Итак, слабость характера была одним из теневых свойств царя Алексея Михайловича. Другое его отрицательное свойство легче описать, чем назвать. Царь Алексей не умел и не думал работать. Он не знал поэзии и радостей труда и в этом отношении был совершенною противоположностью своему сыну Петру. Жить и наслаждаться он мог среди «малой вещи», как он называл  охоту и как можно назвать все его иные потехи. Вся его энергия уходила в отправление того «чина», который он видел в вековом церковном и дворцовом обиходе. Вся его инициатива ограничивалась кругом приятных «новшеств», которые в его время, но независимо от него стали проникать в жизнь московской знати. Управление же государством не было таким делом, которое царь Алексей желал бы принять непосредственно на себя. Для того существовали бояре и приказные люди. Сначала за царя Алексея правил Борис Иванович Морозов, потом настала пора князя Никиты Ивановича Одоевского; за ним стал временщиком патриарх Никон, правивший не только святительские дела, но и царские; а Никоном следовали Ордин-Нащокин и Матвеев. Во всякую минуту деятельности паря Алексея мы видим около него доверенных лиц, которые правят. Царь же, так сказать, присутствует при их работе, хвалит их или спорит с ними, хлопочет о внешнем «урядстве», пишет письма о событиях — словом, суетится кругом действительных работников и деятелей. Но ни работать с ними, ни увлекать их властною волею боевого вождя он не может. Малый пример из нашей современности наглядно покажет, что и такие люди могут считаться нужными. Нам довелось видеть, как по овражистым берегам Быстрой Сосны везли большой тяжести машину в сельскую экономию. Везли кони, и с ними билось на подъемах и тащило груз много народа. И народ спрашивал: «А кто ж нам кричать будет?». Необходим казался крик из праздного горла, чтобы давать ритм общей мускульной работе. Вот в общем государственном деле XVII в. царь Алексей и был таким человеком, который сам не работал, а своею суетою и голосом давал ритм для тех, кто трудился.

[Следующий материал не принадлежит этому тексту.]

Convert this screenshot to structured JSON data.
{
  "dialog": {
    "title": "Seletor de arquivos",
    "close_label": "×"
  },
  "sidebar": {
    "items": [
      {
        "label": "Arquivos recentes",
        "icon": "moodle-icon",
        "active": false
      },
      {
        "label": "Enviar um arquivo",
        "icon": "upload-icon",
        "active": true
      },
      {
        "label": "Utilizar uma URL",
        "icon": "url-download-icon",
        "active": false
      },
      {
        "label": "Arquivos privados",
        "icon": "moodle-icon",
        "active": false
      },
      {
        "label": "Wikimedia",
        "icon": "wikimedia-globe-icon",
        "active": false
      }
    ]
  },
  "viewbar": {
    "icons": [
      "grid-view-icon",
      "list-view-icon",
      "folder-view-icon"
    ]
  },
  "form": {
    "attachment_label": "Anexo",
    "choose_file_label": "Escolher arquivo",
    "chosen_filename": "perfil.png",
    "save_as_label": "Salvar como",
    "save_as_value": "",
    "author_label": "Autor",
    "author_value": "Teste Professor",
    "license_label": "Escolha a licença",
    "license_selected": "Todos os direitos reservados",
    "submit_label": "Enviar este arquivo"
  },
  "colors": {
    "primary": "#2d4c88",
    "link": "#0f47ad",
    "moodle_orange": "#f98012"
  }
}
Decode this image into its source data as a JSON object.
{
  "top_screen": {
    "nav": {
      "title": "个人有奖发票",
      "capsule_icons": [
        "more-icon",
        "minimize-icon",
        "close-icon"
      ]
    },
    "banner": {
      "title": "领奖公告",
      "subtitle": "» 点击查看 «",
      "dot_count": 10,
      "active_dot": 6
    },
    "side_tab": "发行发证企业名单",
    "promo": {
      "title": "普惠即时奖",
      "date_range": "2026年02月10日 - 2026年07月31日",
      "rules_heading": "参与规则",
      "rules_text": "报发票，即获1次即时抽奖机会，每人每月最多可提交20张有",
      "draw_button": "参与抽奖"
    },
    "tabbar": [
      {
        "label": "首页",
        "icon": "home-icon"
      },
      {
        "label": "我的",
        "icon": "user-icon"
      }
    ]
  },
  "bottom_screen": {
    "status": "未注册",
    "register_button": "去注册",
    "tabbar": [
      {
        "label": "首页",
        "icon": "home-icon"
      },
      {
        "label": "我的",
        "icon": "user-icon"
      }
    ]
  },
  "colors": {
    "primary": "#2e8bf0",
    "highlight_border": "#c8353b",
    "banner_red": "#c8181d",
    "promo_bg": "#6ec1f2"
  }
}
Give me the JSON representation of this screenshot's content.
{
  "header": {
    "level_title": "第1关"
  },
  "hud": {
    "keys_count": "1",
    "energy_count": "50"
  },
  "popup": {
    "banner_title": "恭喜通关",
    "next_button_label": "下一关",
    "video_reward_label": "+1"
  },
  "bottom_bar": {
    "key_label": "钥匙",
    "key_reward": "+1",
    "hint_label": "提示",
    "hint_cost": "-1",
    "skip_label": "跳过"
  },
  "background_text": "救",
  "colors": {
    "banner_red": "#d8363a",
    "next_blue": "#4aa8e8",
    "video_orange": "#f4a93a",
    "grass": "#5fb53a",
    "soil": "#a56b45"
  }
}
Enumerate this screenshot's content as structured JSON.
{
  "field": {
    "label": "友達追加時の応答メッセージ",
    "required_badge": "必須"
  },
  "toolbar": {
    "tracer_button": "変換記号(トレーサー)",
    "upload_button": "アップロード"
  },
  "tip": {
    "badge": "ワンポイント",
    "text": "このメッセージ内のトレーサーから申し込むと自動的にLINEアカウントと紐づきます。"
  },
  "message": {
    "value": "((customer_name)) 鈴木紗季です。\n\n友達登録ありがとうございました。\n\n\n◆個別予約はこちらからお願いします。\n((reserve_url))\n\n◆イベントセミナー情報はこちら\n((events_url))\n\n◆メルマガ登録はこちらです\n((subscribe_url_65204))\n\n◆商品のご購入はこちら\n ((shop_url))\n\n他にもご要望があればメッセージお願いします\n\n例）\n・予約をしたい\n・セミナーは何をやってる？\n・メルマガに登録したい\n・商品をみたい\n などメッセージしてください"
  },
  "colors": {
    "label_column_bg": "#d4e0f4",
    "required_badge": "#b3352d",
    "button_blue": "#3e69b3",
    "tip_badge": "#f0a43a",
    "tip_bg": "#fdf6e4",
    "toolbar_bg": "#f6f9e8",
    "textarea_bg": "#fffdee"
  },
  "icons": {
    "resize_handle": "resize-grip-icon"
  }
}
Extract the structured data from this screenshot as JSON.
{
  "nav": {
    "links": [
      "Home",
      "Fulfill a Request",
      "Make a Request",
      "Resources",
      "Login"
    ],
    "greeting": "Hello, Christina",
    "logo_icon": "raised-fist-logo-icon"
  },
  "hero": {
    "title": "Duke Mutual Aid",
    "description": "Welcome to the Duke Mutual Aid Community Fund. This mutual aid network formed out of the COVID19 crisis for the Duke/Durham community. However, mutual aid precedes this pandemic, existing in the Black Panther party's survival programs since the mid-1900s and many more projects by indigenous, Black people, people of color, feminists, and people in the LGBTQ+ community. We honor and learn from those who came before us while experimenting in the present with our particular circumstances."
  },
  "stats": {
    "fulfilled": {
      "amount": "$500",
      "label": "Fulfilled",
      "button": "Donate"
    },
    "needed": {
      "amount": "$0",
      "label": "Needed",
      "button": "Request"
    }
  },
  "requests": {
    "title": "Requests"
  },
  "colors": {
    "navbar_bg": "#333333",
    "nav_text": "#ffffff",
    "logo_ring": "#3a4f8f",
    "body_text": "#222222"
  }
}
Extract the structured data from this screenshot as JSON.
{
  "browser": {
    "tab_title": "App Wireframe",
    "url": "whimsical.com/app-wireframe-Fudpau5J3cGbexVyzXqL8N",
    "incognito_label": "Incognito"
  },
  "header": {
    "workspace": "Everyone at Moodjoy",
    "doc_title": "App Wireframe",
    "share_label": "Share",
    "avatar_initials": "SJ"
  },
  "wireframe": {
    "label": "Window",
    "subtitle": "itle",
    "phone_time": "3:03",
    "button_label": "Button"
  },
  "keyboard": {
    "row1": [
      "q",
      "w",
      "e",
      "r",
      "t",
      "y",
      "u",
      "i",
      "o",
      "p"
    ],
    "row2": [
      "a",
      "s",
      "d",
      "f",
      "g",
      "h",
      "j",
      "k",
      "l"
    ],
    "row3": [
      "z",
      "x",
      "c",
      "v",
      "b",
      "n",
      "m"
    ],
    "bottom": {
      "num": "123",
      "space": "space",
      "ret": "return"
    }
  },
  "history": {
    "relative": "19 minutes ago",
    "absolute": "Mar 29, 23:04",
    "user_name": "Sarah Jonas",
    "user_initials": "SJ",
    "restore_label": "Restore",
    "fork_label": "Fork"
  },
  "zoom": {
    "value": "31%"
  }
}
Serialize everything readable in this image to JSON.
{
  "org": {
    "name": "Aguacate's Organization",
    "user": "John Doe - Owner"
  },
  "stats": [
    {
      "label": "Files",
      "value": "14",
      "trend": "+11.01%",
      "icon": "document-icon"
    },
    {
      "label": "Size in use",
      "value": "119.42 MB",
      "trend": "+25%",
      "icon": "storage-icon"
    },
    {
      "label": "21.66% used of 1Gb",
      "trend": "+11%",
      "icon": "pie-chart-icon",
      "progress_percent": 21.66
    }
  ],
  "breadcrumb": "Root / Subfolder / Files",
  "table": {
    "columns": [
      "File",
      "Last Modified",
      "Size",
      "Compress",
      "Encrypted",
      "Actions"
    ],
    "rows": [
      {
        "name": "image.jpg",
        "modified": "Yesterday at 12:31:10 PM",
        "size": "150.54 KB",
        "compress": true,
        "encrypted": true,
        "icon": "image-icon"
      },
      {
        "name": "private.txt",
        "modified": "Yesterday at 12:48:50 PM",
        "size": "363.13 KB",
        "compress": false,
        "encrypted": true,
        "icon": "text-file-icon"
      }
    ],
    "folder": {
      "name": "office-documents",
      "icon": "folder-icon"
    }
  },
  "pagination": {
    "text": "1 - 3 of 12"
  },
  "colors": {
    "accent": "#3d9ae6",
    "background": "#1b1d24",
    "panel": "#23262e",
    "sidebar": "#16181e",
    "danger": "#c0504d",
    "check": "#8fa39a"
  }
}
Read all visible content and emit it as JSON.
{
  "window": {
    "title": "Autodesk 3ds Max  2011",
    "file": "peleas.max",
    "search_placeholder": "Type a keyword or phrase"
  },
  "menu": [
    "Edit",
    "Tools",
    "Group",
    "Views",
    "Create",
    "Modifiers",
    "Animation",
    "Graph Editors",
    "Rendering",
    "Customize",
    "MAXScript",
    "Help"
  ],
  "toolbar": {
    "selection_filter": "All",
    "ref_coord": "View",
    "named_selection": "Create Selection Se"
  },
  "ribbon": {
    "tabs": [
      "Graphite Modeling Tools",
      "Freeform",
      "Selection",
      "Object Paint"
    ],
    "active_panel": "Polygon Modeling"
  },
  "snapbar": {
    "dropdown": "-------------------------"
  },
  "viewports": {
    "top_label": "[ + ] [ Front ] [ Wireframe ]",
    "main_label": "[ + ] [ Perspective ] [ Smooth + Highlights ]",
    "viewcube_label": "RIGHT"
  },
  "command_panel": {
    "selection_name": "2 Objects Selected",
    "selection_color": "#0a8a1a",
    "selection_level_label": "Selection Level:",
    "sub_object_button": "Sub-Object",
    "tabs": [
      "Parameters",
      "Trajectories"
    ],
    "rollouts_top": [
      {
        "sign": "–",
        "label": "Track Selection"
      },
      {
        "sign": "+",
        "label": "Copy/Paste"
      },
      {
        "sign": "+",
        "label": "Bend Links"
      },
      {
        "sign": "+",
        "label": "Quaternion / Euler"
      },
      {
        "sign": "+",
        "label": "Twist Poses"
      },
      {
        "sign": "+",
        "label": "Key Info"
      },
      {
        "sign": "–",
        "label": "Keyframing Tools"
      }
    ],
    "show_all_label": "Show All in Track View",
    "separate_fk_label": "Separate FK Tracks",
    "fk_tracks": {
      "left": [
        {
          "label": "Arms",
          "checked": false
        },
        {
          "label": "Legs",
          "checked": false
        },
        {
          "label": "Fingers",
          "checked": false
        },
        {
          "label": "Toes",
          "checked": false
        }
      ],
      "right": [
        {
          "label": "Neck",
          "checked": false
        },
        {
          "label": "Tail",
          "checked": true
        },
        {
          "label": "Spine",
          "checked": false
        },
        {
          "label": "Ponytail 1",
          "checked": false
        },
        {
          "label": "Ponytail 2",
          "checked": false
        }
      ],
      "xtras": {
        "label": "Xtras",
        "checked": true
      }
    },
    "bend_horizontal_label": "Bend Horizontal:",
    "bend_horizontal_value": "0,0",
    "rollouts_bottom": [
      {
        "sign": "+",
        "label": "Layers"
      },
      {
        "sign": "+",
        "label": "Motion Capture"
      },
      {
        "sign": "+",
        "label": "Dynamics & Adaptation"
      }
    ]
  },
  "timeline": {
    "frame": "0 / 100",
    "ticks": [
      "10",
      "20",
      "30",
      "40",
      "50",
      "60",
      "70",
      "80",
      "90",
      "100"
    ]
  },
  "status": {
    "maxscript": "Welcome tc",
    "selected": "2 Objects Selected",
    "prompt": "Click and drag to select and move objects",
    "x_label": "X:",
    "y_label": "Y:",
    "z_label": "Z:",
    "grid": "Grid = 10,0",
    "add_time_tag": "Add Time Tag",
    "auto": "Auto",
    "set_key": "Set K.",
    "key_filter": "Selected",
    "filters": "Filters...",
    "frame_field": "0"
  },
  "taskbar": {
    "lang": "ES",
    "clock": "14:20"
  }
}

Добродушный и маловольный, подвижный, но не энергичный и не рабочий, царь Алексей не мог быть  бойцом и реформатором. Между тем течение исторической жизни поставило царю Алексею много чрезвычайна трудных и жгучих задач и внутри, и вне государства вопросы экономической жизни, законодательные и церковные, борьба за Малороссию, бесконечно трудная, все это требовало чрезвычайных усилий правительственной власти и народных сил. Много критических минут  пришлось тогда пережить нашим предкам, и все-таки бедная силами и средствами Русь успела выйти победительницей из внешней борьбы, успевала кое-как справляться и с домашними затруднениями. Правительство Алексея Михайловича стояло на известной высоте во всем том, что ему приходилось делать: являлись способные люди, отыскивались средства, неудачи не отнимали энергии у деятелей: если не удавалось одно средство — для достижения цели искали новых путей. Шла, словом, горячая, напряженная деятельность, и за всеми деятелями эпохи во всех сферах государственной жизни видна нам добродушная и живая личность царя Алексея. Чувствуется, что ни одно дело не проходит мимо него он знает ход войны; он желает руководить работой дипломатии; он в думу боярскую несет ряд вопросов и указаний по внутренним делам; он следит за церковной реформой; он в деле патриарха Никона принимает деятельное участие. Он везде, постоянно с разумением дела, постоянно добродушный, искренний и ласковый. Но нигде он не сделает ни одного решительного движения, ни одного резкого шага вперед. На всякий вопрос он откликнется с полным его пониманием, но устранится от его разрешения; от него совершенно нельзя ждать той страстной энергии, какою отмечена деятельность его гениального сына, той смелой инициативы, какой отличался Петр.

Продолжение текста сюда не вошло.